My perceived status and roles at the two placements were totally different. At the school placement, I was a welcomed member of a team dedicated to the students’ needs. As an educator I was encouraged to participate, my ideas valued and through open discussion and feedback I developed both personally and educationally. I learned through this team approach the importance of not making assumptions based on appearances or past experiences and how this approach enhanced the learning experience for all those involved.
At the group home placement I wasn’t considered a team member, I was not included in discussions, nor were my ideas welcomed. I was just another student, there to help with household duties, some staff members didn’t even know my name when I left. The lack of teamwork in this placement brought me the realization of its importance. These experiences helped me view and reflect on my role within the group and the importance of realizing how our beliefs, values influence our behaviour.
I know there will be challenges as an IT within an IBI treatment team but with these challenges comes the opportunity to grow, improve and contribute. I will be working with people on a daily basis and will have to speak out on issues that arise. As I am shy, I will need to work on my communication skills to effectively communicate with team and family members. I will need to look to my team members to guide me in implementing individualized ABA treatment plans as I have no prior experience in this area. I also realize the job may be repetitive and stressful so I will have to watch for the possibility of burnout.
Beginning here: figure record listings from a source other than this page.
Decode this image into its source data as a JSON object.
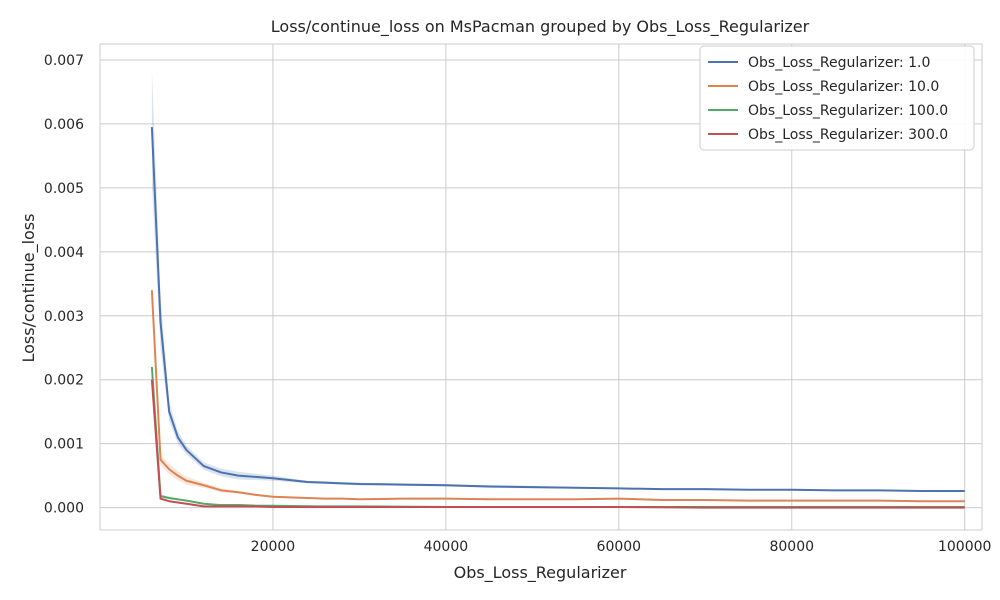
{
  "chart_data": {
    "type": "line",
    "title": "Loss/continue_loss on MsPacman grouped by Obs_Loss_Regularizer",
    "xlabel": "Obs_Loss_Regularizer",
    "ylabel": "Loss/continue_loss",
    "xlim": [
      0,
      102000
    ],
    "ylim": [
      -0.00035,
      0.00725
    ],
    "xticks": [
      20000,
      40000,
      60000,
      80000,
      100000
    ],
    "xtick_labels": [
      "20000",
      "40000",
      "60000",
      "80000",
      "100000"
    ],
    "yticks": [
      0.0,
      0.001,
      0.002,
      0.003,
      0.004,
      0.005,
      0.006,
      0.007
    ],
    "ytick_labels": [
      "0.000",
      "0.001",
      "0.002",
      "0.003",
      "0.004",
      "0.005",
      "0.006",
      "0.007"
    ],
    "grid": true,
    "legend_position": "top-right",
    "series": [
      {
        "name": "Obs_Loss_Regularizer: 1.0",
        "color": "#4c72b0",
        "x": [
          6000,
          7000,
          8000,
          9000,
          10000,
          12000,
          14000,
          16000,
          18000,
          20000,
          22000,
          24000,
          26000,
          28000,
          30000,
          35000,
          40000,
          45000,
          50000,
          55000,
          60000,
          65000,
          70000,
          75000,
          80000,
          85000,
          90000,
          95000,
          100000
        ],
        "y": [
          0.00595,
          0.0029,
          0.0015,
          0.0011,
          0.0009,
          0.00065,
          0.00055,
          0.0005,
          0.00048,
          0.00046,
          0.00043,
          0.0004,
          0.00039,
          0.00038,
          0.00037,
          0.00036,
          0.00035,
          0.00033,
          0.00032,
          0.00031,
          0.0003,
          0.00029,
          0.00029,
          0.00028,
          0.00028,
          0.00027,
          0.00027,
          0.00026,
          0.00026
        ],
        "band": [
          0.0009,
          0.0004,
          0.00015,
          0.0001,
          7e-05,
          6e-05,
          6e-05,
          6e-05,
          5e-05,
          4e-05,
          3e-05,
          2e-05,
          2e-05,
          2e-05,
          2e-05,
          2e-05,
          2e-05,
          2e-05,
          2e-05,
          1e-05,
          1e-05,
          1e-05,
          1e-05,
          1e-05,
          1e-05,
          1e-05,
          1e-05,
          1e-05,
          1e-05
        ]
      },
      {
        "name": "Obs_Loss_Regularizer: 10.0",
        "color": "#dd8452",
        "x": [
          6000,
          7000,
          8000,
          9000,
          10000,
          12000,
          14000,
          16000,
          18000,
          20000,
          22000,
          24000,
          26000,
          28000,
          30000,
          35000,
          40000,
          45000,
          50000,
          55000,
          60000,
          65000,
          70000,
          75000,
          80000,
          85000,
          90000,
          95000,
          100000
        ],
        "y": [
          0.0034,
          0.00075,
          0.0006,
          0.0005,
          0.00042,
          0.00035,
          0.00027,
          0.00024,
          0.0002,
          0.00017,
          0.00016,
          0.00015,
          0.00014,
          0.00014,
          0.00013,
          0.00014,
          0.00014,
          0.00013,
          0.00013,
          0.00013,
          0.00014,
          0.00012,
          0.00012,
          0.00011,
          0.00011,
          0.00011,
          0.00011,
          0.0001,
          0.0001
        ],
        "band": [
          5e-05,
          8e-05,
          8e-05,
          7e-05,
          6e-05,
          4e-05,
          3e-05,
          2e-05,
          2e-05,
          1e-05,
          1e-05,
          1e-05,
          1e-05,
          1e-05,
          1e-05,
          1e-05,
          1e-05,
          1e-05,
          1e-05,
          1e-05,
          1e-05,
          1e-05,
          1e-05,
          1e-05,
          1e-05,
          1e-05,
          1e-05,
          1e-05,
          1e-05
        ]
      },
      {
        "name": "Obs_Loss_Regularizer: 100.0",
        "color": "#55a868",
        "x": [
          6000,
          7000,
          8000,
          9000,
          10000,
          12000,
          14000,
          16000,
          18000,
          20000,
          25000,
          30000,
          40000,
          50000,
          60000,
          70000,
          80000,
          90000,
          100000
        ],
        "y": [
          0.0022,
          0.00018,
          0.00015,
          0.00013,
          0.00011,
          6e-05,
          4e-05,
          4e-05,
          3e-05,
          3e-05,
          2e-05,
          2e-05,
          1e-05,
          1e-05,
          1e-05,
          1e-05,
          1e-05,
          1e-05,
          1e-05
        ],
        "band": [
          5e-05,
          3e-05,
          2e-05,
          2e-05,
          1e-05,
          1e-05,
          1e-05,
          1e-05,
          1e-05,
          1e-05,
          1e-05,
          1e-05,
          1e-05,
          1e-05,
          1e-05,
          1e-05,
          1e-05,
          1e-05,
          1e-05
        ]
      },
      {
        "name": "Obs_Loss_Regularizer: 300.0",
        "color": "#c44e52",
        "x": [
          6000,
          7000,
          8000,
          9000,
          10000,
          12000,
          14000,
          16000,
          18000,
          20000,
          25000,
          30000,
          40000,
          50000,
          60000,
          70000,
          80000,
          90000,
          100000
        ],
        "y": [
          0.002,
          0.00014,
          0.0001,
          8e-05,
          6e-05,
          2e-05,
          2e-05,
          2e-05,
          2e-05,
          1e-05,
          1e-05,
          1e-05,
          1e-05,
          1e-05,
          1e-05,
          0.0,
          0.0,
          0.0,
          0.0
        ],
        "band": [
          5e-05,
          2e-05,
          1e-05,
          1e-05,
          1e-05,
          1e-05,
          1e-05,
          1e-05,
          1e-05,
          1e-05,
          1e-05,
          1e-05,
          1e-05,
          1e-05,
          1e-05,
          1e-05,
          1e-05,
          1e-05,
          1e-05
        ]
      }
    ]
  }
}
My nephew is autistic so I also realize the importance and rewards this field provides. Teams can help each other by providing feedback, suggest improvement areas, and working co-operatively with each other. Although there may be some fallout along the way, working with a team can be a great learning experience. We all need to put aside our preconceived ideas and assumptions and participate actively for the group to work effectively. This will not just improve our lives but the lives of those we strive to serve.